PANW Stock Drops After Earnings
As Palo Alto Networks Inc (NYSE:PANW) learned on Thursday, investors can be unforgiving about an earnings miss. PANW stock dropped 10% in morning trading as the market digested its quarterly report.
The entire cybersecurity industry has been pummeled in the last year, but some analysts believed Palo Alto Networks could buck the trend. With consistent triple-digit growth on its top line, the company had won itself a long line of credit from investors.
However, it seems the company’s balance is now overdue.
PANW stock delivered $345.8 million in sales, up 48% from a year before—that was strike number one. (Source: “Palo Alto Networks Reports Fiscal Third Quarter Results,” Palo Alto Networks Inc, May 26, 2016.)
The company’s adjusted earnings per share clocked in at $0.42 compared to the estimated $0.48–$0.50 per share analysts expected (ouch)—that was strike number two. (Source: “Palo Alto Networks sinks on subdued fourth-quarter outlook,” MarketWatch, May 26, 2016.)
Those two reasons could explain why Palo Alto Networks lost 10% of its market cap in just a few hours, but there may be an additional factor at play: unadjusted earnings.

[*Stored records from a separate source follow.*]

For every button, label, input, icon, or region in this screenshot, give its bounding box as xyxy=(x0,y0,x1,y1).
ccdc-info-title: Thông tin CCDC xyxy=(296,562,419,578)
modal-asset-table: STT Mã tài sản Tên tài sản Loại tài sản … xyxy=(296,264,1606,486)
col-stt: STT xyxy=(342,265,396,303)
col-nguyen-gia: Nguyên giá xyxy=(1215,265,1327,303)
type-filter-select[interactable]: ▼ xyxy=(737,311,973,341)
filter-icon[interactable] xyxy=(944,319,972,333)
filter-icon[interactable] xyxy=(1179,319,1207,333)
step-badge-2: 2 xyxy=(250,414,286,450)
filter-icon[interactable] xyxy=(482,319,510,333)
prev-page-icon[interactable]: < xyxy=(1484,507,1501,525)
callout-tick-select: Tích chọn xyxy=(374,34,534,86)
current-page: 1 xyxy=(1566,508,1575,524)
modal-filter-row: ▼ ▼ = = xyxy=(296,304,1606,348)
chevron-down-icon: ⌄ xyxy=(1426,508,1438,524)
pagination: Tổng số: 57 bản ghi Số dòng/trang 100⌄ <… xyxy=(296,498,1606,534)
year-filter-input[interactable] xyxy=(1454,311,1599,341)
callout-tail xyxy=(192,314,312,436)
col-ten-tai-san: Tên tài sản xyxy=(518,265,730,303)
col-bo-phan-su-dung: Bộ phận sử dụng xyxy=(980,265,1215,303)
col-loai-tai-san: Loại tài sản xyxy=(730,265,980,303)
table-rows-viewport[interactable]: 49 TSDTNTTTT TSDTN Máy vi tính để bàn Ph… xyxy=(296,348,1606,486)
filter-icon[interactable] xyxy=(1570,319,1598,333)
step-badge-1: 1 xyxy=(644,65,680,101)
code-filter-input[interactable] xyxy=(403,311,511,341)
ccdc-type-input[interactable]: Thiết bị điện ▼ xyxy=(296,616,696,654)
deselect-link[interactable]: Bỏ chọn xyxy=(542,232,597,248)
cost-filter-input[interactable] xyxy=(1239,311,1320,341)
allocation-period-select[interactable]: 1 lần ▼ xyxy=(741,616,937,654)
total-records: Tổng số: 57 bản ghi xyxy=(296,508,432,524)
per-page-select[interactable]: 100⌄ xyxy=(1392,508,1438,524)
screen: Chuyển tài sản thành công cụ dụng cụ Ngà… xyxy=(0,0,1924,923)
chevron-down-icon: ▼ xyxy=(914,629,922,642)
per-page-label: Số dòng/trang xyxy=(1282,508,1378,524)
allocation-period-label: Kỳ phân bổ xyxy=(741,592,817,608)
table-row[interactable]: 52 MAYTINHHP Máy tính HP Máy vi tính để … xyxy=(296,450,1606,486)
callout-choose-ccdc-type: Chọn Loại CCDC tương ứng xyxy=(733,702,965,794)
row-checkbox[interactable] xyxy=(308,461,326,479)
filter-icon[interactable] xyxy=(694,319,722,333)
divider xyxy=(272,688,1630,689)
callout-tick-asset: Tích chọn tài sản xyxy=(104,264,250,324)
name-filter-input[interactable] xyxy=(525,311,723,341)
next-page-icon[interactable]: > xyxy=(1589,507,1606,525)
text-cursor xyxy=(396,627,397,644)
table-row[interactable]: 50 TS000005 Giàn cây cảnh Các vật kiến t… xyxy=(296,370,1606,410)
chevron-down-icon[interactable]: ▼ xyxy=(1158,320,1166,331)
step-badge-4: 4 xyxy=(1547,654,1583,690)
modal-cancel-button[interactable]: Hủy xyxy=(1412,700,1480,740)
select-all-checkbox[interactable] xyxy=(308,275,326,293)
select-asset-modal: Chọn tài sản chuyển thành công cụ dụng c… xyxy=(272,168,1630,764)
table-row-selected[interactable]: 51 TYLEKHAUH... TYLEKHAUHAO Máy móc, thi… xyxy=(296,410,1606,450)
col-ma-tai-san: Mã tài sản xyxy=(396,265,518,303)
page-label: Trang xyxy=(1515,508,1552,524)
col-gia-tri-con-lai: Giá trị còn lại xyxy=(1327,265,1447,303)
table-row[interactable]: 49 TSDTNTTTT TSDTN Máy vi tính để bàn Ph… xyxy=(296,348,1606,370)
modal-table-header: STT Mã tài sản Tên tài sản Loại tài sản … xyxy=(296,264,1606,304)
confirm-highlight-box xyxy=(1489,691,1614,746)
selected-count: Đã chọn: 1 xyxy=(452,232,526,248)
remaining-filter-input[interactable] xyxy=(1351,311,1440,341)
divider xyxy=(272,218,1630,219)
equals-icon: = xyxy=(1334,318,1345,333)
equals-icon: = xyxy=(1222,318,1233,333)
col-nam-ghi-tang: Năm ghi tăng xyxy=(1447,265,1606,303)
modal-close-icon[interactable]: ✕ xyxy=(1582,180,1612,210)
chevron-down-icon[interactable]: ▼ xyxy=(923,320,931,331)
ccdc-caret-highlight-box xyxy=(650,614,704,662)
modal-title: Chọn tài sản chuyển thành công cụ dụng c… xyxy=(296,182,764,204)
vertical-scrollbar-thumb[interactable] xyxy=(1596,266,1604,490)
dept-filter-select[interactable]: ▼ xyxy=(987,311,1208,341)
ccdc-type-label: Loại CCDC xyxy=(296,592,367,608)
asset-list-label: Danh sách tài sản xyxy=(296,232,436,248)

Without the financial gymnastics it took to arrive at $0.42 per share, Palo Alto officially made a loss of $70.2 million…$70.2 million!
When did it become acceptable for companies to generate massive (and ever-widening) losses without consequences?
Sales growth, rather than profits, has become Wall Street’s defining metric for Silicon Valley. Companies are able to skim by on little more than promises, but there’s some reason to believe that era is coming to an end.
Facebook Inc was the only major tech player to score big this earnings season; every other stock took a hit after results were announced.
Palo Alto Networks fits this pattern quite clearly. Its falling stock price may be an indication that Wall Street is growing impatient with technology companies that can’t seem to turn a profit.
Strike three and you’re out, PANW stock.